The pores are four millionths of an inch in size making great homes for all sorts of bacteria. Photo Maurice Tuchelt, Titan Carbon Smart Technologies

For now Bakos is focused on scaling up and growing the biochar business. He especially likes it as a waste management solution. They can process 10,000 tons of materials a year, diverting it from local landfills. And they’re growing that side of the business at 35 per cent per year.

Although Bakos is necessarily preoccupied with developing markets for biochar, It turns out biochar isn’t as new a product as you might think. There is archeological evidence of people using biochar to enhance the fertility of their soils in the Amazon and Mayan jungles thousands of years ago. And those soils are still here today, fertile as ever. Bakos even named their retail brand of biochar for gardening Mayan Gold because of that historical legacy.

I must confess at first blush the idea of taking wood and organic materials and turning them into a relative of charcoal seemed like a crazy idea. But rejuvenating soils, sequestering carbon, dealing with waste, cleaning up oil spills and purifying water seem like pretty good results to me.

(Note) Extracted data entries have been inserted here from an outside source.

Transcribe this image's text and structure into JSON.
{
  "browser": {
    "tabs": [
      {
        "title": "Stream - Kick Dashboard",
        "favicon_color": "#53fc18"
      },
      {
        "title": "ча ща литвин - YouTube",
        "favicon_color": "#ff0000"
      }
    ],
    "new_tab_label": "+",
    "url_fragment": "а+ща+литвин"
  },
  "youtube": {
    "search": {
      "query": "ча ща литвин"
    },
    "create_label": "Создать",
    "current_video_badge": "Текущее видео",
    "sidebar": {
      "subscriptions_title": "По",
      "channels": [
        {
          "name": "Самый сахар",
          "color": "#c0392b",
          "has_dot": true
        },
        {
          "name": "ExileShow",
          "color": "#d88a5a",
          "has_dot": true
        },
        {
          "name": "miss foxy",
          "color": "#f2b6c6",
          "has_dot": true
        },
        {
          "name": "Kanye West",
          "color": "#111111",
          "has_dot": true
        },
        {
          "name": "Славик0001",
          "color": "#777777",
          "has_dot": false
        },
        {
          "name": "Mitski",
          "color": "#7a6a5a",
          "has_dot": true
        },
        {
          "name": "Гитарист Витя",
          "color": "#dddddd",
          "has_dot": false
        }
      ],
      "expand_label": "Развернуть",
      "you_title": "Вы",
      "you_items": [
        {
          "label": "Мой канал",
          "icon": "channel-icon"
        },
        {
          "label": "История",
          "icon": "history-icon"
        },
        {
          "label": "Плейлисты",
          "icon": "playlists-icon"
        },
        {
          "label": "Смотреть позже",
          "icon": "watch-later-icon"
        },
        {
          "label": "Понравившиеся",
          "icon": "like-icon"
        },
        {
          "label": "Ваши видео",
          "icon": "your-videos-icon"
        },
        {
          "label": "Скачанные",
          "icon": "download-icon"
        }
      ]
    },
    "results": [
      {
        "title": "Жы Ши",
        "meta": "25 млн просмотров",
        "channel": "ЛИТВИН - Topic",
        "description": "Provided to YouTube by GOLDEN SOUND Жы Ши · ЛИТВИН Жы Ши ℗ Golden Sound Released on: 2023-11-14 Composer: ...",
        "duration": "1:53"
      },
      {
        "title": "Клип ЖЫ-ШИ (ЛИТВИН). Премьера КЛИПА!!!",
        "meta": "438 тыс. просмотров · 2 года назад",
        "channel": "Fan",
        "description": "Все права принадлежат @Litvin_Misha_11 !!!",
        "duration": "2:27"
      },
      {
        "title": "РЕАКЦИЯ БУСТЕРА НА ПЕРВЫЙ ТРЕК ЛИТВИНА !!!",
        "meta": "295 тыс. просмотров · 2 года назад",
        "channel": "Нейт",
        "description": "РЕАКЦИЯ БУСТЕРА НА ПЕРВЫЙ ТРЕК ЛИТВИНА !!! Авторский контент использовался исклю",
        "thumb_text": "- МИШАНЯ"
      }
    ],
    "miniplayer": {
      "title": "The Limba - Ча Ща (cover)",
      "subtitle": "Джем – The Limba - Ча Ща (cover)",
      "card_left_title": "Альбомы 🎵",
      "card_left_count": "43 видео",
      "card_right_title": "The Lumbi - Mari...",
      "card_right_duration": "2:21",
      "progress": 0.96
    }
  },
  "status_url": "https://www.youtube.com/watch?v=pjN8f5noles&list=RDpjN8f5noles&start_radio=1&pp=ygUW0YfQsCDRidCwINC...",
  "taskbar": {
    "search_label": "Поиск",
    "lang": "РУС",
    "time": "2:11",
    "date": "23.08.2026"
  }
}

And while we’re not currently sequestering carbon in our soils on a massive scale, it’s comforting to know that companies like Titan are out there. If we ever do decide to get serious about climate change I’m happier knowing that we have real live entrepreneurs like James Bakos out there rather than Matthew McConaughey playing an astronaut.

EDITOR’s note – We have received quite a few offline responses to this story. There are some well armed skeptics of using biochar to store carbon on a large scale and the research is scant, so time and more research will tell if we can use this strategy to help climate change at scale. Thus far Titan has been mostly successful selling biochar for applications such as cleaning up oil spills and contaminants and water purification.